In May of this year, Governor Arnold Schwarzenegger signed Assembly Bill 900, the Public Safety and Offender Rehabilitation Services Act of 2007, a historic prison reform agreement. Chief among the provisions of Assembly Bill 900 are funding for 16,000 beds in secure community reentry facilities.
Secure community reentry facilities will enable CDCR and local communities to create an unprecedented continuity of care to provide support services.

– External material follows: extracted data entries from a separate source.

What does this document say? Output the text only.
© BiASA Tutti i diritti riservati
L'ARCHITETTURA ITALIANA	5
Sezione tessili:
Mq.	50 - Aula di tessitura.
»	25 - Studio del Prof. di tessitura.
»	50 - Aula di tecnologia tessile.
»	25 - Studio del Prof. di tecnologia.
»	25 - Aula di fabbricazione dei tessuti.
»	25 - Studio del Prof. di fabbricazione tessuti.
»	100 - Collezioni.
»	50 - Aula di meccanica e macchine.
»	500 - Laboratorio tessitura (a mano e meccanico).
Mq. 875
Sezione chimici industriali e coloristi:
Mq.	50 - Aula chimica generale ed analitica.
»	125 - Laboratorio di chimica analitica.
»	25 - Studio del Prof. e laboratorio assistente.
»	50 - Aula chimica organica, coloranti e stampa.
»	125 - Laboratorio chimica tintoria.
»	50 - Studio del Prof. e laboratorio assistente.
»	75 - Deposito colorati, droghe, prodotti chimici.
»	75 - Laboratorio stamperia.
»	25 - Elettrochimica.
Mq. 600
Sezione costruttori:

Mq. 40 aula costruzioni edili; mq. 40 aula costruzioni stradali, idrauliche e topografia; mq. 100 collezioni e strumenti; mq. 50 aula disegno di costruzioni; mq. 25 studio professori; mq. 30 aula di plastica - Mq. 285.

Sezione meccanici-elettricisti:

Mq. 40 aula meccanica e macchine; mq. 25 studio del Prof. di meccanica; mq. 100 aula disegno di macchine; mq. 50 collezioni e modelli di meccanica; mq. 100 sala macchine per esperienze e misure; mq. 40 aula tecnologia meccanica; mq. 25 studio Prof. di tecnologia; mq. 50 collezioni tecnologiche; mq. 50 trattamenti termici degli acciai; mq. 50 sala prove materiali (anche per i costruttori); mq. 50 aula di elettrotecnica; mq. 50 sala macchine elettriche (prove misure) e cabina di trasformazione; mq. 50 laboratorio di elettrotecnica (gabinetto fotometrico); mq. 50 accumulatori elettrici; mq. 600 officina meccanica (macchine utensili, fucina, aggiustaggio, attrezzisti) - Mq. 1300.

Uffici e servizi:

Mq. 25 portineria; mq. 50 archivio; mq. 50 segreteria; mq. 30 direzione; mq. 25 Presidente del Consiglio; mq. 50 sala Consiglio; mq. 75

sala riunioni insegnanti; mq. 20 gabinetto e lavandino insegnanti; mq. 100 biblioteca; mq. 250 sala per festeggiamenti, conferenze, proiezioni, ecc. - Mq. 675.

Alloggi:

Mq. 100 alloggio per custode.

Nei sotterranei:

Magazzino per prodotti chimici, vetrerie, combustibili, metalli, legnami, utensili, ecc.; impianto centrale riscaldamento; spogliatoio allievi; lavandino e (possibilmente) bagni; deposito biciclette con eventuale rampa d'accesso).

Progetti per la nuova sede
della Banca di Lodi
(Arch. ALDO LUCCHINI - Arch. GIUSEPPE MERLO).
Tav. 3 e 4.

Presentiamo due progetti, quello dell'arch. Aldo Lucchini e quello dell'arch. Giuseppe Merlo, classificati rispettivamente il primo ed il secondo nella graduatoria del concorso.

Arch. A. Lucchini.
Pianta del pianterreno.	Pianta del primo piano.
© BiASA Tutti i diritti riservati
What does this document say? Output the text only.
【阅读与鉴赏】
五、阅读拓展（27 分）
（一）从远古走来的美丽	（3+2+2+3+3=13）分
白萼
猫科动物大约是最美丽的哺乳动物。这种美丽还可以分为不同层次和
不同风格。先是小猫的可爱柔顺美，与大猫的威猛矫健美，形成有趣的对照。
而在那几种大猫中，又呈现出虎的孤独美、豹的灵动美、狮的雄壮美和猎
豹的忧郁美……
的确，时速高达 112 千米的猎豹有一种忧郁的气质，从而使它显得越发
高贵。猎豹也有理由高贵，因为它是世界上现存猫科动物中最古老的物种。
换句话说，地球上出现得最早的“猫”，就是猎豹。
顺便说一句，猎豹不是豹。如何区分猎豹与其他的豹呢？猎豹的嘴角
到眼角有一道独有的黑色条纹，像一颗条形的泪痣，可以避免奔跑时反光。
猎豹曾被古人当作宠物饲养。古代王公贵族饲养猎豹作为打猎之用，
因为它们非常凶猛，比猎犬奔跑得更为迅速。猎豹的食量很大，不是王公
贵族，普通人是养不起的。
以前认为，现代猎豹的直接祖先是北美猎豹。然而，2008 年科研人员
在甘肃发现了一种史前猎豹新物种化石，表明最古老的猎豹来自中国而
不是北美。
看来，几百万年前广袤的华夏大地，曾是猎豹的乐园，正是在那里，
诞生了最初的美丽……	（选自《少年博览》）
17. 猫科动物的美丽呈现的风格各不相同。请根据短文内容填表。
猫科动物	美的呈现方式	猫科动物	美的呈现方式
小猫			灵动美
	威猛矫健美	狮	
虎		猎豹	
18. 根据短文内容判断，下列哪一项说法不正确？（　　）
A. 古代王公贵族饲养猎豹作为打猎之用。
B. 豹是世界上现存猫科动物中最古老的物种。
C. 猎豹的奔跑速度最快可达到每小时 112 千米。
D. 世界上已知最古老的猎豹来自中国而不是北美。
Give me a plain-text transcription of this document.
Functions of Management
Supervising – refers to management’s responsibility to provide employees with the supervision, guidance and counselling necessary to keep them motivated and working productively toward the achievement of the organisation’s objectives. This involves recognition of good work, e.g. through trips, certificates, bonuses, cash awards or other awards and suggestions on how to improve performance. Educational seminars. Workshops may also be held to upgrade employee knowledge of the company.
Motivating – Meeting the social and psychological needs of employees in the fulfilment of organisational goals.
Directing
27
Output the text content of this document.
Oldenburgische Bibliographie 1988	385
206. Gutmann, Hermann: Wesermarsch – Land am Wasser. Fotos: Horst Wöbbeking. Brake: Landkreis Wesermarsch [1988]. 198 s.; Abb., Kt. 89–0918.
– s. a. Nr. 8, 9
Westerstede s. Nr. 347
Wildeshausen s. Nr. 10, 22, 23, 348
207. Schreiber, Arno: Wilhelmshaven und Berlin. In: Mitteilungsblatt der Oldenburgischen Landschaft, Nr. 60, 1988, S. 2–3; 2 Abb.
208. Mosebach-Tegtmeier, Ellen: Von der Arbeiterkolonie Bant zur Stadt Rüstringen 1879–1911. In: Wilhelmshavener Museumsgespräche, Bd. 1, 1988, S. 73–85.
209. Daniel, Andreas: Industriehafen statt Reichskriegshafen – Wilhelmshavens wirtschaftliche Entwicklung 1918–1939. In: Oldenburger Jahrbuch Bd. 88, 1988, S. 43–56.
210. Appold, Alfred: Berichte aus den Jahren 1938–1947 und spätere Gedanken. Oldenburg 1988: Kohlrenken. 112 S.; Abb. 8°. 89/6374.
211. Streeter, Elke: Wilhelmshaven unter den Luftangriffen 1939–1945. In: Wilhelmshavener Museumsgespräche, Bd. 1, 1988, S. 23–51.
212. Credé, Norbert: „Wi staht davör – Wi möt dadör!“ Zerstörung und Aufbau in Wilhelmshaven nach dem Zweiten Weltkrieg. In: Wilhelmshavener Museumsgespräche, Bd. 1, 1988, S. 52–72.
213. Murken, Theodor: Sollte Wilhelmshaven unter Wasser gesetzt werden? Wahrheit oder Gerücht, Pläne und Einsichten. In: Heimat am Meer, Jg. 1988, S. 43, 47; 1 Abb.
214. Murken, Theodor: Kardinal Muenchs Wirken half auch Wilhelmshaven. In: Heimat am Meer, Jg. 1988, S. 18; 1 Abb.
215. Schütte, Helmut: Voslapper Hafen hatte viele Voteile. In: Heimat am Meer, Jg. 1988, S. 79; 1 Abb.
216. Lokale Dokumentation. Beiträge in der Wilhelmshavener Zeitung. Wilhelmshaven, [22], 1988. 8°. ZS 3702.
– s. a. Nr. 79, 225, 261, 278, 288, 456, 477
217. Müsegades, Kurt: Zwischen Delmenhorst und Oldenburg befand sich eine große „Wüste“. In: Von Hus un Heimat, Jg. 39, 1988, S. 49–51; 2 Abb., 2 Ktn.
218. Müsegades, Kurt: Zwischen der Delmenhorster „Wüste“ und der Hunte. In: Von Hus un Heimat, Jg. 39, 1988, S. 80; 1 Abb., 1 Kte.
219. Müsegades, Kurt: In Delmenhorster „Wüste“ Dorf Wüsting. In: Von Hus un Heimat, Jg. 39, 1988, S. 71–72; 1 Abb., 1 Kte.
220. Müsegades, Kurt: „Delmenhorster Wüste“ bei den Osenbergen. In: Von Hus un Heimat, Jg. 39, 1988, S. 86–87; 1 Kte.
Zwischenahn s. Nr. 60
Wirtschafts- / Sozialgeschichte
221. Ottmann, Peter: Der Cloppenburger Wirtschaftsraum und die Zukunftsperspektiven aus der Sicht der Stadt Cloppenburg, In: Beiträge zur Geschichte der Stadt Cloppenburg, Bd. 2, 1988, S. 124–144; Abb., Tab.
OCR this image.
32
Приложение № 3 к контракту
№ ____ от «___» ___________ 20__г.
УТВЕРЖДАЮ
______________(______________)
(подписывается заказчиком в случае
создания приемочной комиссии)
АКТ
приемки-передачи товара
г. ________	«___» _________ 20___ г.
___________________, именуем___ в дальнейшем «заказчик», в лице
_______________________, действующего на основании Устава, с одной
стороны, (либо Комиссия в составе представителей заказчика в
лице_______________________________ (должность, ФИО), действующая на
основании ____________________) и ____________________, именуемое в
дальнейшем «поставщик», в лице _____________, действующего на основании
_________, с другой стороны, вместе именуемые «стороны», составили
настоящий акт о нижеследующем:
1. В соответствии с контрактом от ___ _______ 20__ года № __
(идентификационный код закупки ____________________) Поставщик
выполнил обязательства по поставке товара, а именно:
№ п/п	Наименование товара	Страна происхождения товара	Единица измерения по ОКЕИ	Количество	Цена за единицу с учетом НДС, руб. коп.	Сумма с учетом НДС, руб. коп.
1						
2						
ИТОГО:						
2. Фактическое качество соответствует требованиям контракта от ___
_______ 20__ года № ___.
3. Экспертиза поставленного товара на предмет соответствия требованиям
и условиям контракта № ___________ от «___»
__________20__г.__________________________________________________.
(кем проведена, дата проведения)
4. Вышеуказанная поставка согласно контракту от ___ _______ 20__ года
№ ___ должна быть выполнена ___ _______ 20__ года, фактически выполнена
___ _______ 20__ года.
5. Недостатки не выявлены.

Reentry facilities will be built in cities, counties or regions willing to partner with CDCR, to assist local residents who are required to be returned to the county where they committed their offense upon release.
These facilities will provide programs and services such as: Intensive substance abuse treatment; Vocational training and job placement; Education and GED coursework; Anger management classes; Family counseling; Housing placement; and,Targeted services to help ease the transition from incarceration to a crime-free life on the outside.
This regional workshop was the final in a series of 10 statewide regional workshops that have been organized since July 30. In addition, on July 16 CDCR hosted an online web seminar to discuss why community reentry facilities are important to public safety.
Invited participants to the regional workshops were local government officials, sheriffs, boards of supervisors, mayors, city council members, chief probation officers, mental health professionals, drug/alcohol professionals, county administrative officers, police chiefs, district attorneys, county public works, community-based agencies, victims’ advocates, chamber of commerce, legislators, and association representatives.
Participants attended workshops discussing parolee programming needs, jail construction funding, and standards for reentry facilities.